En matière de travail dissimulé, conformément aux dispositions de l’article L. 242-1-2 du code de la sécurité sociale, les cotisations et contributions sociales dues pour l’emploi occulte d’un salarié sont calculées sur une base forfaitaire de six mois d’emploi rémunéré au Salaire Minimum Interprofessionnel de Croissance (SMIC), sauf si l’employeur apporte la preuve non seulement de la durée réelle de l’emploi du travailleur dissimulé, mais encore du montant exact de la rémunération versée à ce dernier pendant cette période.
Ainsi, concernant le chiffrage du redressement, la société appelante oppose que son établissement étant fermé saisonnièrement du 31 août 2015 au 19 décembre 2015, il ne saurait être opéré sur une base forfaitaire.
Au vu des éléments versés aux débats, il ressort que l’EURL Recloses a effectué des DPAE pour quatre autres salariés le 16 décembre 2015 pour une ouverture au 19 décembre 2015 et ce point n’a pas été contesté dans ses écritures par l’URSSAF PACA.
La cour relève également qu’un contrat de travail avait été conclu avec Mme X à la saison hivernale précédente, précisément au 16 décembre 2013.
Le fait que l’établissement était fermé à la période retenue par l’URSSAF pour la taxation forfaitaire est donc corroboré par des éléments objectifs et probants.
En outre, l’absence d’antécédents de l’appelante dont la bonne foi est présumée, autorise à considérer qu’elle a suffisamment établi que la durée effective du travail dissimulé de Mme X était bien inférieure à six mois, de quelques jours tout au plus.

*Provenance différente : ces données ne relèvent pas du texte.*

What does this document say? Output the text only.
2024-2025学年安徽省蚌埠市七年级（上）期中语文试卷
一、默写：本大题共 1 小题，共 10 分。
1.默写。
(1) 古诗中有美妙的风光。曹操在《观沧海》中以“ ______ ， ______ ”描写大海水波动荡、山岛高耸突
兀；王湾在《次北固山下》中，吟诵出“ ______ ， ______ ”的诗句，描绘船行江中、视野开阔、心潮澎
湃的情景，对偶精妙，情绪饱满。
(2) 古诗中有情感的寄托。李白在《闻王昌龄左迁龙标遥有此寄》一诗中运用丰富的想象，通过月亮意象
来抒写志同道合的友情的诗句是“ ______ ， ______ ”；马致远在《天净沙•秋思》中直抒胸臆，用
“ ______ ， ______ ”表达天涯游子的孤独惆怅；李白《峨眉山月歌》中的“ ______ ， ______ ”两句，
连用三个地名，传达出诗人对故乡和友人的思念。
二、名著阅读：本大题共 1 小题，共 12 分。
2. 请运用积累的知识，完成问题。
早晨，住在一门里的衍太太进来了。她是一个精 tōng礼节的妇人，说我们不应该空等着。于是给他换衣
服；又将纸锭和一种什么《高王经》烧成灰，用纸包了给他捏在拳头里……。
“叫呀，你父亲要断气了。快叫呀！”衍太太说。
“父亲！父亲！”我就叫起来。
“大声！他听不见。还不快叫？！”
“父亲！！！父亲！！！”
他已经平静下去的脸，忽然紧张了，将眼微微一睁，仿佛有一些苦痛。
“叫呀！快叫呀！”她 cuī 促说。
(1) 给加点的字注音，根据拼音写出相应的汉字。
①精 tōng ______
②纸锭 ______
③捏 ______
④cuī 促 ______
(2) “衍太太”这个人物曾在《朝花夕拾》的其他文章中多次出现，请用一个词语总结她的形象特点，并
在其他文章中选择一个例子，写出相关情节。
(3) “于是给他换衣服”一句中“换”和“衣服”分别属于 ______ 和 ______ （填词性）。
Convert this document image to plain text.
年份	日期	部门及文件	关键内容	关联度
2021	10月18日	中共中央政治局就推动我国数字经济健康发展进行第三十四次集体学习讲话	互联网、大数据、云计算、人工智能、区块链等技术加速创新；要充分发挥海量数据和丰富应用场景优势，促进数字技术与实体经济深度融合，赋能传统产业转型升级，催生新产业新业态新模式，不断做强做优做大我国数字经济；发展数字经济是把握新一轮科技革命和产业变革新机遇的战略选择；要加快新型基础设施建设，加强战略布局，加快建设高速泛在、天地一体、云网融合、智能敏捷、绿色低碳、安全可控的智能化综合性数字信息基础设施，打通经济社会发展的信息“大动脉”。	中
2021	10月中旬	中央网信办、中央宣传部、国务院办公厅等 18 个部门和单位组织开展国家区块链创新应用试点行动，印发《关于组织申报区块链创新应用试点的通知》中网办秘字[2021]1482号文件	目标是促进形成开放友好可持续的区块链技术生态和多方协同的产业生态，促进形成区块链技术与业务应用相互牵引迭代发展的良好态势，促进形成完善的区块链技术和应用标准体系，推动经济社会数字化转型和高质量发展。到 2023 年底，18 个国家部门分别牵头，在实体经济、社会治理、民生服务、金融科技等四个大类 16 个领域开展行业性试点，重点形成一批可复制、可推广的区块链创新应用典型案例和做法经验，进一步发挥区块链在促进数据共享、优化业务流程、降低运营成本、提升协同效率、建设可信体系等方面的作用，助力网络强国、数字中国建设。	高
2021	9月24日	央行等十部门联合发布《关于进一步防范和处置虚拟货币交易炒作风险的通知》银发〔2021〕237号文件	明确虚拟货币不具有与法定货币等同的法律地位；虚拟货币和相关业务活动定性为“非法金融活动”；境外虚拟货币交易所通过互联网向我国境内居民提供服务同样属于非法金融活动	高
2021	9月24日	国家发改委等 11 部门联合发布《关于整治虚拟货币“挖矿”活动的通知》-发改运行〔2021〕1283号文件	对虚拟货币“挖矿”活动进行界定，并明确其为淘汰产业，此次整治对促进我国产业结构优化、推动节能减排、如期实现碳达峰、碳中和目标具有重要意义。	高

Enfin, la rémunération réellement versée à la salariée est déterminée eu égard aux différents contrats
de travail communiqués.
Pour l’ensemble de ces raisons, le redressement notifié par l’URSSAF PACA sur une base forfaitaire n’apparaît pas justifié en son montant et sera donc annulé sur ce point.
La cour estime que le chiffrage de ce dernier devra être opéré sur la base de la rémunération brute journalière de 39,20 euros, correspondant à 4 heures de travail à 9,80 euros de l’heure comme le prévoit le contrat de travail de Mme X, et à compter du 16 décembre 2015, date à laquelle l’établissement a repris une activité économique justifiant l’emploi de personnel salarié en son sein.
L’annulation de la réduction générale de cotisations Fillon et des déductions patronales TEPA suite au constat de travail dissimulé, est bien évidemment maintenue conformément aux dispositions prévues aux articles L. 133-4-2 et R. 133-8 du code de la sécurité sociale.
Sur l’article 700 du code de procédure civile et les dépens
L’équité ne commande pas de faire application de l’article 700 du code de procédure civile au profit de l’une ou l’autre des parties présentes au litige.
Par application combinée du décret n°2018-928 et de l’article 696 du code de procédure civile, l’EURL Recloses succombant partiellement, sera condamnée aux dépens d’appel.
PAR CES MOTIFS
La cour, statuant contradictoirement,
— Confirme partiellement le jugement rendu le 26 novembre 2019, en ce qu’il a jugé le redressement au titre du travail dissimulé fondé en son principe,
— L’infirme pour le surplus.
— Renvoie les parties devant l’URSSAF Provence-Alpes- Côte d’azur aux fins de calculer le montant du redressement résultant de la nouvelle base de chiffrage, soit pour une activité salariée commencée le 16 décembre 2015 et rémunérée à hauteur de 39,20 euros brut par jour,
— Dit n’y avoir lieu à application des dispositions de l’article 700 du code de procédure civile.
Condamne l’EURL Recloses aux dépens d’appel.
Et la présente décision a été signée par le Président et le Greffier.